Structural interoperability takes things a bit further than foundational. Instead of general information exchange, the information has discrete elements. This is the preservation of the purpose and meaning associated with the data. An example of this would be a hospital system sending information on visit history to a separate patient portal. The hospital EHR sends messages that adhere to a defined and detailed structure. The portal application can receive the information and parse out where each data element should go. (This allows the visit date to file to a certain discrete field, and the visit reason to file to another.)
With semantic interoperability, we start to get a bit more purposeful. It's great to have viewable data from other systems, but it's much better to be able to use that data in a meaningful way. With this stage of data exchange, the receiving system has the ability to use the data for functionality within the application. Using a primary care physician's office system as an example. Lab results from an outpatient lab visit could be electronically sent over. The electronic medical record (EMR) used by the physician can then incorporate the data into the application and trend it over time. [With information from many sources displaying together in the graph(s).] To achieve this level of interoperability both the sending system and the receiving system need to have codified data. (For example LOINC coding for lab results.)
The final and most comprehensive stage of interoperability is organizational. This is what we are striving for. Data, policies, and social meanings from two or more systems seamlessly interact. When we need them too. For me, this is where my iPhone can access and send my comprehensive health-related data to people I choose. From anywhere in the world that I travel to. The recipient(s) systems would be able to distinguish between data that was from medical providers, and data that I entered on my own. Health professionals could also pull up my relevant information, as they need it, from everywhere I've sought care. (With my permission of course.)
2) Will a CMS focus on interoperability be able to impact the industry the way Meaningful Use did?
Whether you love it or hate it, there is little doubt that the Meaningful Use program in the U.S. had a huge impact on the global use of technology in healthcare. The U.S. Office of the National Coordinator for Health Information Technology tracks key statistics on the adoption of technology on various dashboards. Looking back to 2008, a paltry 9% of U.S. hospitals has a basic electronic health record (EHR) in place. Fast forward to 2015 and that number jumped to 84%. [The Health Information Technology for Economic and Clinical Health (HITECH) Act was passed by Congress in 20019. This is the legislation that led to the Meaningful Use program.]
The U.S. is a hub of tech innovation. Many of the large global EHR vendors are based out of there. Meaningful Use requirements played a big role in the EHR implementation over the past decade. With vendors focusing heavily on this, global organizations were able to reap the benefits.
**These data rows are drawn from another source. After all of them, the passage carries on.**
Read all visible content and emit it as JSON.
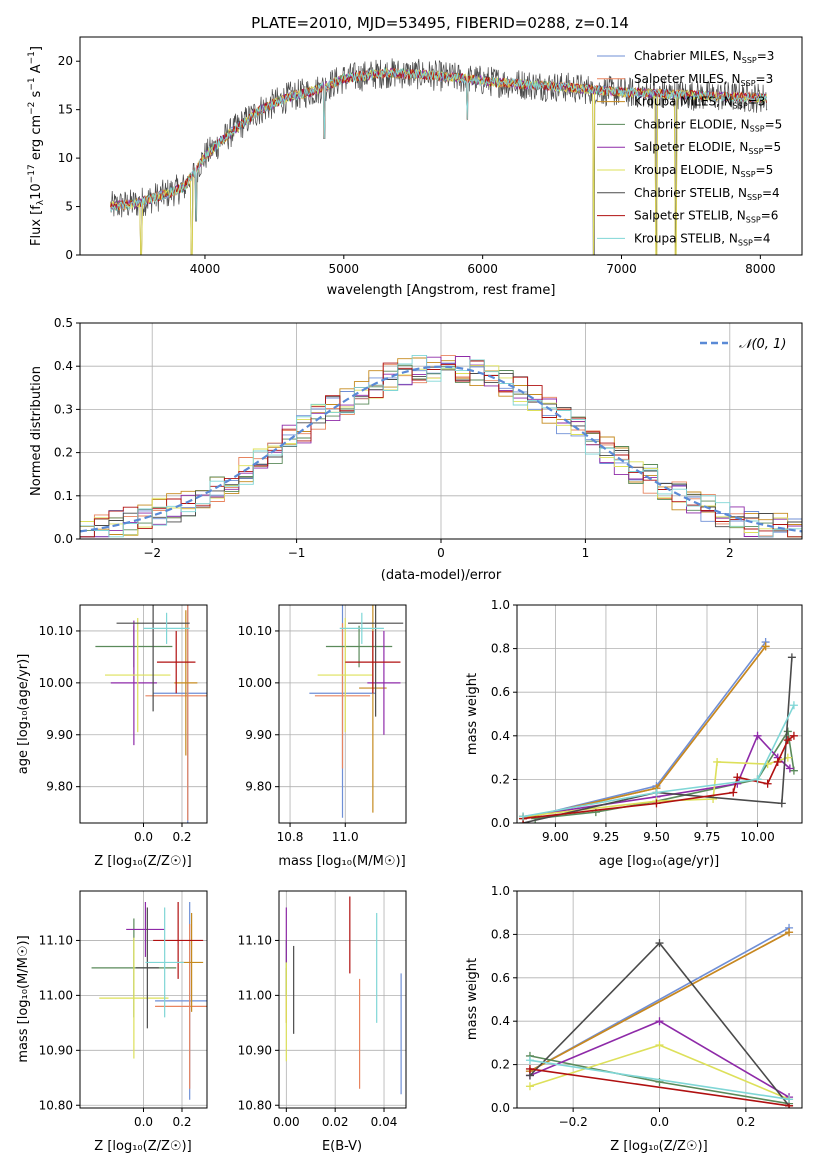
{
  "colors": {
    "chabrier_miles": "#6f8fd6",
    "salpeter_miles": "#e8845f",
    "kroupa_miles": "#c58a1f",
    "chabrier_elodie": "#5a8a5a",
    "salpeter_elodie": "#8e2aa8",
    "kroupa_elodie": "#dde05a",
    "chabrier_stelib": "#4a4a4a",
    "salpeter_stelib": "#b01010",
    "kroupa_stelib": "#7fd6d6",
    "normal_curve": "#5a8ad6",
    "grid": "#b0b0b0"
  },
  "chart_data": [
    {
      "id": "spectrum",
      "type": "line",
      "title": "PLATE=2010, MJD=53495, FIBERID=0288, z=0.14",
      "xlabel": "wavelength [Angstrom, rest frame]",
      "ylabel_parts": [
        "Flux [f",
        "λ",
        "10",
        "−17",
        " erg cm",
        "−2",
        " s",
        "−1",
        " A",
        "−1",
        "]"
      ],
      "xlim": [
        3100,
        8300
      ],
      "ylim": [
        0,
        22.5
      ],
      "xticks": [
        4000,
        5000,
        6000,
        7000,
        8000
      ],
      "yticks": [
        0,
        5,
        10,
        15,
        20
      ],
      "grid": false,
      "legend_position": "top-right",
      "legend": [
        {
          "text": "Chabrier MILES, N",
          "sub": "SSP",
          "tail": "=3",
          "color_key": "chabrier_miles"
        },
        {
          "text": "Salpeter MILES, N",
          "sub": "SSP",
          "tail": "=3",
          "color_key": "salpeter_miles"
        },
        {
          "text": "Kroupa MILES, N",
          "sub": "SSP",
          "tail": "=3",
          "color_key": "kroupa_miles"
        },
        {
          "text": "Chabrier ELODIE, N",
          "sub": "SSP",
          "tail": "=5",
          "color_key": "chabrier_elodie"
        },
        {
          "text": "Salpeter ELODIE, N",
          "sub": "SSP",
          "tail": "=5",
          "color_key": "salpeter_elodie"
        },
        {
          "text": "Kroupa ELODIE, N",
          "sub": "SSP",
          "tail": "=5",
          "color_key": "kroupa_elodie"
        },
        {
          "text": "Chabrier STELIB, N",
          "sub": "SSP",
          "tail": "=4",
          "color_key": "chabrier_stelib"
        },
        {
          "text": "Salpeter STELIB, N",
          "sub": "SSP",
          "tail": "=6",
          "color_key": "salpeter_stelib"
        },
        {
          "text": "Kroupa STELIB, N",
          "sub": "SSP",
          "tail": "=4",
          "color_key": "kroupa_stelib"
        }
      ],
      "continuum": [
        [
          3320,
          5.0
        ],
        [
          3500,
          5.3
        ],
        [
          3700,
          6.2
        ],
        [
          3850,
          7.0
        ],
        [
          4000,
          10.2
        ],
        [
          4200,
          12.8
        ],
        [
          4400,
          15.0
        ],
        [
          4600,
          16.3
        ],
        [
          4800,
          17.0
        ],
        [
          5000,
          18.2
        ],
        [
          5300,
          18.8
        ],
        [
          5600,
          18.6
        ],
        [
          6000,
          18.0
        ],
        [
          6300,
          17.6
        ],
        [
          6600,
          17.3
        ],
        [
          7000,
          16.8
        ],
        [
          7500,
          16.5
        ],
        [
          8050,
          16.2
        ]
      ],
      "dips": [
        [
          3540,
          0
        ],
        [
          3905,
          0
        ],
        [
          3935,
          3.5
        ],
        [
          4860,
          12
        ],
        [
          5890,
          14
        ],
        [
          6800,
          0
        ],
        [
          7250,
          0
        ],
        [
          7390,
          0
        ]
      ]
    },
    {
      "id": "residuals",
      "type": "step",
      "xlabel": "(data-model)/error",
      "ylabel": "Normed distribution",
      "xlim": [
        -2.5,
        2.5
      ],
      "ylim": [
        0,
        0.5
      ],
      "xticks": [
        -2,
        -1,
        0,
        1,
        2
      ],
      "yticks": [
        0.0,
        0.1,
        0.2,
        0.3,
        0.4,
        0.5
      ],
      "grid": true,
      "legend_position": "top-right",
      "legend": [
        {
          "text": "𝒩(0, 1)",
          "style": "dashed"
        }
      ],
      "bin_width": 0.1
    },
    {
      "id": "age_vs_z",
      "type": "scatter",
      "xlabel": "Z [log₁₀(Z/Z☉)]",
      "ylabel": "age  [log₁₀(age/yr)]",
      "xlim": [
        -0.33,
        0.33
      ],
      "ylim": [
        9.73,
        10.15
      ],
      "xticks": [
        0.0,
        0.2
      ],
      "yticks": [
        9.8,
        9.9,
        10.0,
        10.1
      ],
      "grid": true,
      "series": [
        {
          "color_key": "chabrier_miles",
          "x": 0.23,
          "y": 9.98,
          "xerr": 0.18,
          "yerr": 0.26
        },
        {
          "color_key": "salpeter_miles",
          "x": 0.23,
          "y": 9.975,
          "xerr": 0.22,
          "yerr": 0.24
        },
        {
          "color_key": "kroupa_miles",
          "x": 0.22,
          "y": 10.0,
          "xerr": 0.06,
          "yerr": 0.14
        },
        {
          "color_key": "chabrier_elodie",
          "x": -0.05,
          "y": 10.07,
          "xerr": 0.2,
          "yerr": 0.04
        },
        {
          "color_key": "salpeter_elodie",
          "x": -0.05,
          "y": 10.0,
          "xerr": 0.12,
          "yerr": 0.12
        },
        {
          "color_key": "kroupa_elodie",
          "x": -0.03,
          "y": 10.015,
          "xerr": 0.17,
          "yerr": 0.11
        },
        {
          "color_key": "chabrier_stelib",
          "x": 0.05,
          "y": 10.115,
          "xerr": 0.19,
          "yerr": 0.17
        },
        {
          "color_key": "salpeter_stelib",
          "x": 0.17,
          "y": 10.04,
          "xerr": 0.1,
          "yerr": 0.06
        },
        {
          "color_key": "kroupa_stelib",
          "x": 0.12,
          "y": 10.105,
          "xerr": 0.12,
          "yerr": 0.03
        }
      ]
    },
    {
      "id": "age_vs_mass",
      "type": "scatter",
      "xlabel": "mass [log₁₀(M/M☉)]",
      "xlim": [
        10.76,
        11.22
      ],
      "ylim": [
        9.73,
        10.15
      ],
      "xticks": [
        10.8,
        11.0
      ],
      "yticks": [
        9.8,
        9.9,
        10.0,
        10.1
      ],
      "grid": true,
      "series": [
        {
          "color_key": "chabrier_miles",
          "x": 10.99,
          "y": 9.98,
          "xerr": 0.12,
          "yerr": 0.24
        },
        {
          "color_key": "salpeter_miles",
          "x": 10.99,
          "y": 9.975,
          "xerr": 0.1,
          "yerr": 0.14
        },
        {
          "color_key": "kroupa_miles",
          "x": 11.1,
          "y": 9.99,
          "xerr": 0.05,
          "yerr": 0.24
        },
        {
          "color_key": "chabrier_elodie",
          "x": 11.05,
          "y": 10.07,
          "xerr": 0.12,
          "yerr": 0.04
        },
        {
          "color_key": "salpeter_elodie",
          "x": 11.14,
          "y": 10.0,
          "xerr": 0.06,
          "yerr": 0.1
        },
        {
          "color_key": "kroupa_elodie",
          "x": 11.0,
          "y": 10.015,
          "xerr": 0.1,
          "yerr": 0.11
        },
        {
          "color_key": "chabrier_stelib",
          "x": 11.11,
          "y": 10.115,
          "xerr": 0.1,
          "yerr": 0.18
        },
        {
          "color_key": "salpeter_stelib",
          "x": 11.1,
          "y": 10.04,
          "xerr": 0.1,
          "yerr": 0.06
        },
        {
          "color_key": "kroupa_stelib",
          "x": 11.06,
          "y": 10.105,
          "xerr": 0.08,
          "yerr": 0.03
        }
      ]
    },
    {
      "id": "weight_vs_age",
      "type": "line",
      "xlabel": "age  [log₁₀(age/yr)]",
      "ylabel": "mass weight",
      "xlim": [
        8.81,
        10.22
      ],
      "ylim": [
        0,
        1
      ],
      "xticks": [
        9.0,
        9.25,
        9.5,
        9.75,
        10.0
      ],
      "yticks": [
        0.0,
        0.2,
        0.4,
        0.6,
        0.8,
        1.0
      ],
      "grid": true,
      "series": [
        {
          "color_key": "chabrier_miles",
          "x": [
            8.84,
            9.5,
            10.04
          ],
          "y": [
            0.02,
            0.17,
            0.83
          ]
        },
        {
          "color_key": "salpeter_miles",
          "x": [
            8.84,
            9.5,
            10.04
          ],
          "y": [
            0.02,
            0.16,
            0.81
          ]
        },
        {
          "color_key": "kroupa_miles",
          "x": [
            8.84,
            9.5,
            10.04
          ],
          "y": [
            0.02,
            0.16,
            0.81
          ]
        },
        {
          "color_key": "chabrier_elodie",
          "x": [
            8.9,
            9.2,
            9.5,
            10.0,
            10.15,
            10.18
          ],
          "y": [
            0.02,
            0.05,
            0.1,
            0.2,
            0.42,
            0.24
          ]
        },
        {
          "color_key": "salpeter_elodie",
          "x": [
            8.84,
            9.5,
            9.9,
            10.0,
            10.1,
            10.16
          ],
          "y": [
            0.03,
            0.12,
            0.18,
            0.4,
            0.3,
            0.25
          ]
        },
        {
          "color_key": "kroupa_elodie",
          "x": [
            8.84,
            9.5,
            9.78,
            9.8,
            10.05,
            10.15
          ],
          "y": [
            0.03,
            0.1,
            0.11,
            0.28,
            0.27,
            0.3
          ]
        },
        {
          "color_key": "chabrier_stelib",
          "x": [
            8.84,
            9.5,
            10.12,
            10.17
          ],
          "y": [
            0.0,
            0.14,
            0.09,
            0.76
          ]
        },
        {
          "color_key": "salpeter_stelib",
          "x": [
            8.84,
            9.5,
            9.88,
            9.9,
            10.05,
            10.1,
            10.15,
            10.18
          ],
          "y": [
            0.02,
            0.09,
            0.14,
            0.21,
            0.18,
            0.28,
            0.38,
            0.4
          ]
        },
        {
          "color_key": "kroupa_stelib",
          "x": [
            8.84,
            9.5,
            10.0,
            10.18
          ],
          "y": [
            0.03,
            0.14,
            0.2,
            0.54
          ]
        }
      ]
    },
    {
      "id": "mass_vs_z",
      "type": "scatter",
      "xlabel": "Z [log₁₀(Z/Z☉)]",
      "ylabel": "mass [log₁₀(M/M☉)]",
      "xlim": [
        -0.33,
        0.33
      ],
      "ylim": [
        10.795,
        11.19
      ],
      "xticks": [
        0.0,
        0.2
      ],
      "yticks": [
        10.8,
        10.9,
        11.0,
        11.1
      ],
      "grid": true,
      "series": [
        {
          "color_key": "chabrier_miles",
          "x": 0.24,
          "y": 10.99,
          "xerr": 0.18,
          "yerr": 0.18
        },
        {
          "color_key": "salpeter_miles",
          "x": 0.24,
          "y": 10.98,
          "xerr": 0.18,
          "yerr": 0.15
        },
        {
          "color_key": "kroupa_miles",
          "x": 0.25,
          "y": 11.06,
          "xerr": 0.06,
          "yerr": 0.09
        },
        {
          "color_key": "chabrier_elodie",
          "x": -0.05,
          "y": 11.05,
          "xerr": 0.22,
          "yerr": 0.09
        },
        {
          "color_key": "salpeter_elodie",
          "x": 0.01,
          "y": 11.12,
          "xerr": 0.1,
          "yerr": 0.05
        },
        {
          "color_key": "kroupa_elodie",
          "x": -0.05,
          "y": 10.995,
          "xerr": 0.18,
          "yerr": 0.11
        },
        {
          "color_key": "chabrier_stelib",
          "x": 0.02,
          "y": 11.05,
          "xerr": 0.06,
          "yerr": 0.11
        },
        {
          "color_key": "salpeter_stelib",
          "x": 0.18,
          "y": 11.1,
          "xerr": 0.13,
          "yerr": 0.07
        },
        {
          "color_key": "kroupa_stelib",
          "x": 0.11,
          "y": 11.06,
          "xerr": 0.1,
          "yerr": 0.1
        }
      ]
    },
    {
      "id": "mass_vs_ebv",
      "type": "scatter",
      "xlabel": "E(B-V)",
      "xlim": [
        -0.003,
        0.049
      ],
      "ylim": [
        10.795,
        11.19
      ],
      "xticks": [
        0.0,
        0.02,
        0.04
      ],
      "yticks": [
        10.8,
        10.9,
        11.0,
        11.1
      ],
      "grid": true,
      "series": [
        {
          "color_key": "chabrier_miles",
          "x": 0.047,
          "y": 10.93,
          "yerr": 0.11
        },
        {
          "color_key": "salpeter_miles",
          "x": 0.03,
          "y": 10.93,
          "yerr": 0.1
        },
        {
          "color_key": "kroupa_miles",
          "x": 0.0,
          "y": 11.0,
          "yerr": 0.05
        },
        {
          "color_key": "chabrier_elodie",
          "x": 0.0,
          "y": 11.05,
          "yerr": 0.05
        },
        {
          "color_key": "salpeter_elodie",
          "x": 0.0,
          "y": 11.11,
          "yerr": 0.05
        },
        {
          "color_key": "kroupa_elodie",
          "x": 0.0,
          "y": 10.97,
          "yerr": 0.09
        },
        {
          "color_key": "chabrier_stelib",
          "x": 0.003,
          "y": 11.01,
          "yerr": 0.08
        },
        {
          "color_key": "salpeter_stelib",
          "x": 0.026,
          "y": 11.11,
          "yerr": 0.07
        },
        {
          "color_key": "kroupa_stelib",
          "x": 0.037,
          "y": 11.05,
          "yerr": 0.1
        }
      ]
    },
    {
      "id": "weight_vs_z",
      "type": "line",
      "xlabel": "Z [log₁₀(Z/Z☉)]",
      "ylabel": "mass weight",
      "xlim": [
        -0.33,
        0.33
      ],
      "ylim": [
        0,
        1
      ],
      "xticks": [
        -0.2,
        0.0,
        0.2
      ],
      "yticks": [
        0.0,
        0.2,
        0.4,
        0.6,
        0.8,
        1.0
      ],
      "grid": true,
      "series": [
        {
          "color_key": "chabrier_miles",
          "x": [
            -0.3,
            0.3
          ],
          "y": [
            0.17,
            0.83
          ]
        },
        {
          "color_key": "salpeter_miles",
          "x": [
            -0.3,
            0.3
          ],
          "y": [
            0.17,
            0.81
          ]
        },
        {
          "color_key": "kroupa_miles",
          "x": [
            -0.3,
            0.3
          ],
          "y": [
            0.17,
            0.81
          ]
        },
        {
          "color_key": "chabrier_elodie",
          "x": [
            -0.3,
            0.0,
            0.3
          ],
          "y": [
            0.24,
            0.12,
            0.02
          ]
        },
        {
          "color_key": "salpeter_elodie",
          "x": [
            -0.3,
            0.0,
            0.3
          ],
          "y": [
            0.15,
            0.4,
            0.05
          ]
        },
        {
          "color_key": "kroupa_elodie",
          "x": [
            -0.3,
            0.0,
            0.3
          ],
          "y": [
            0.1,
            0.29,
            0.04
          ]
        },
        {
          "color_key": "chabrier_stelib",
          "x": [
            -0.3,
            0.0,
            0.3
          ],
          "y": [
            0.15,
            0.76,
            0.01
          ]
        },
        {
          "color_key": "salpeter_stelib",
          "x": [
            -0.3,
            0.3
          ],
          "y": [
            0.18,
            0.01
          ]
        },
        {
          "color_key": "kroupa_stelib",
          "x": [
            -0.3,
            0.3
          ],
          "y": [
            0.22,
            0.04
          ]
        }
      ]
    }
  ]
}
I'm hoping this new U.S. legislative focus on interoperability will be the catalyst we need to move data exchange forward in a significant way. ... And that we don't have to wait too long to see it happen.
Who knows .... maybe, one day we can catch up to the finance industry. Imagine a world where healthcare data exchange is as seamless (and trusted) as paying for things with Apple Pay. Or as easy as depositing checks from anywhere by taking a photo using your banking app. Where providers and patients alike have access to meaningful comprehensive data where they need it when they need it.
"Coming together is a beginning; keeping together is progress; working together is success. - Henry Ford.